In last night's Raw review, I wrote about how WWE's weekly shows can struggle to capture the potential dynamism of an upcoming PPV card because so much of the storytelling fails to be as dynamic as the performers. Where many of this year's WrestleMania feuds are built on intriguing bits of psychology and plenty of stakes, both Raw and SmackDown Live are having trouble translating that into compelling weekly television. As I diagnosed it last night, the issue is largely storytelling. The narrative beats we're witnessing on a weekly basis are overly familiar, which does a disservice to the unique matchups in the ring.
Just consider, for a second, the unique stakes on much of the WrestleMania card: there's Asuka's streak is on the line, Braun's challenging for the Raw tag team titles, there's the second coming of Reigns vs. Lesnar, and a triple threat for an IC title that's built strictly on character motivations developed largely outside of the ring. There's the first ever Women's WrestleMania Battle Royal, the potential return of The Undertaker, the actual return of the biggest babyface of this generation, and a once (but not really) in a lifetime bout between two former NJPW stars for WWE's most prestigious prize. Those are huge stakes, and yet the storytelling on the weekly shows is indistinguishable from the lead-up to almost any other PPV.
Rusev finally gets his Day
The most obvious example of complacent storytelling is the feud over the United States Championship. This is a feud that not only lacks imagination, but really any sort of character motivation for viewers to latch on to. The idea, I guess, is that we cheer for Bobby Roode because he has a cool entrance, or we cheer for Randy Orton because his finisher is kind of fun, or we cheer for either of them because at least they're not foreign; all of those options are bad. A championship is only as good as the story it's involved in, and right now the United States Championship is being done a disservice is in this dull feud. If this story was any flatter, Kyrie Irving would be talking about it.
Of course, it's not just the bad build. The familiar tropes are overbearing. Much like Rollins and Balor last night, Roode and Orton are put in a tag team match, which gives the commentary team plenty of opportunity to ask whether the two can work together to defeat Jinder Mahal and, in place of an "injured" Sunil Singh, interchangeable foreign heel Rusev. This is the first 30 minutes of SmackDown Live, and it's the usual disaster the show's been lately. Thankfully, there's a silver lining: Rusev has been added to the WrestleMania match after pinning Orton. That's familiar storytelling too, but at least Rusev is getting the spot he deserves.

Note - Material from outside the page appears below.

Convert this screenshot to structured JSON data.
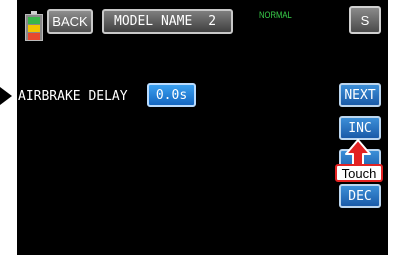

The same old women's division
The storytelling elsewhere, at least this week, isn't much to be desired either. Becky Lynch goes up against Ruby Riott in a decent enough match, but the fact remains that the battle royal matches at Mania, for both the women and men, are meaningless. There's no stakes there, and that means that any interaction heading into the Grandest Stage of Them All feels empty. An unfortunate night off for Charlotte, due to oral surgery, means that the women's division as a whole doesn't get much of a spotlight this week. Hopefully WrestleMania acts as a necessary reset for the divisions on both Raw and SmackDown Live.
Is WrestleMania here yet?
When SmackDown Live isn't engaged in rote storytelling, it's mostly killing time until WrestleMania. This isn't a bad show by any means, but it is a show that's spinning its wheels. So many of this week's segments feel like stepping stones to the big show, and quite frankly, the stepping stones aren't all that interesting. Rusev gets added to the United States Championship match, and New Day gets added to the Tag Team Championship match. The former is a welcome surprise, and the latter is expected, but both feel like typical WWE booking. SmackDown Live and Raw are essentially running the exact same show right now. The storytelling beats are the same, the talent is interchangeable, and that means there's no real spark on either show.

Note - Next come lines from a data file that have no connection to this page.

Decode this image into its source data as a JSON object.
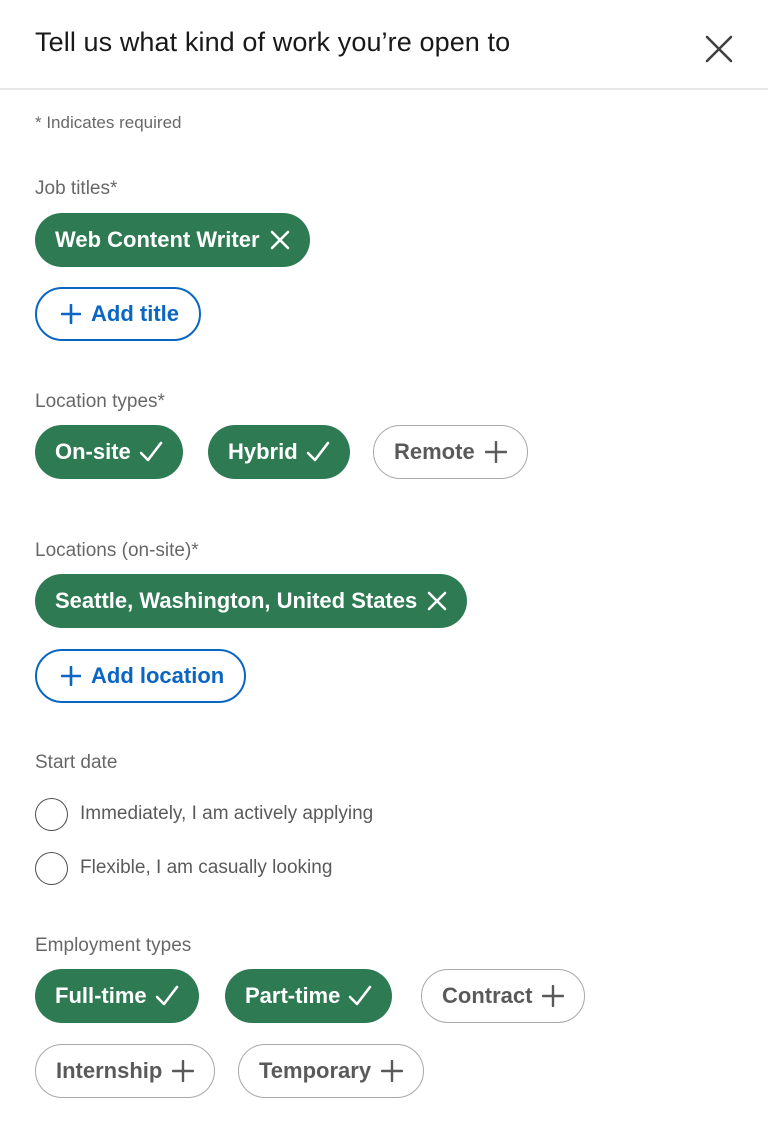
{
  "modal": {
    "title": "Tell us what kind of work you’re open to",
    "close_icon": "close-icon"
  },
  "required_note": "* Indicates required",
  "job_titles": {
    "label": "Job titles*",
    "selected": [
      "Web Content Writer"
    ],
    "add_label": "Add title"
  },
  "location_types": {
    "label": "Location types*",
    "options": [
      {
        "label": "On-site",
        "selected": true
      },
      {
        "label": "Hybrid",
        "selected": true
      },
      {
        "label": "Remote",
        "selected": false
      }
    ]
  },
  "locations": {
    "label": "Locations (on-site)*",
    "selected": [
      "Seattle, Washington, United States"
    ],
    "add_label": "Add location"
  },
  "start_date": {
    "label": "Start date",
    "options": [
      {
        "label": "Immediately, I am actively applying",
        "checked": false
      },
      {
        "label": "Flexible, I am casually looking",
        "checked": false
      }
    ]
  },
  "employment_types": {
    "label": "Employment types",
    "options": [
      {
        "label": "Full-time",
        "selected": true
      },
      {
        "label": "Part-time",
        "selected": true
      },
      {
        "label": "Contract",
        "selected": false
      },
      {
        "label": "Internship",
        "selected": false
      },
      {
        "label": "Temporary",
        "selected": false
      }
    ]
  },
  "colors": {
    "selected_pill": "#2e7b53",
    "link_blue": "#0a66c2"
  }
}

With all of that said, there's of course, once again, one lone highlight here: Daniel Bryan. His promo this week, full of fire and fury, is incredible. It's babyface Daniel Bryan turned up to 11. It's everything we wanted out of his return. I won't get ahead of myself and comment on what’s happening with Shane McMahon and WrestleMania, but for now Daniel Bryan is back and he's giving SmackDown Live the energy it needs.
- If Rusev doesn't win the United States Championship, we riot.
- SmackDown Live has done a really good job with the condensed build to Nakamura vs. Styles. Nakamura in particular has been hitting that next gear, really getting inside AJ's head.
- Tyler Breeze should be winning more matches.
- Anything other than Daniel Bryan winning at WrestleMania is lunacy. The crowd is electric for him this week! And all weeks!
Rusev and Jinder Mahal defeated Randy Orton and Bobby Roode; Becky Lynch defeated Ruby Riott; The Bludgeon Brothers defeated New Day via DQ; Dolph Ziggler defeated Tyler Breeze; Shinsuke Nakamura defeated Shelton Benjamin.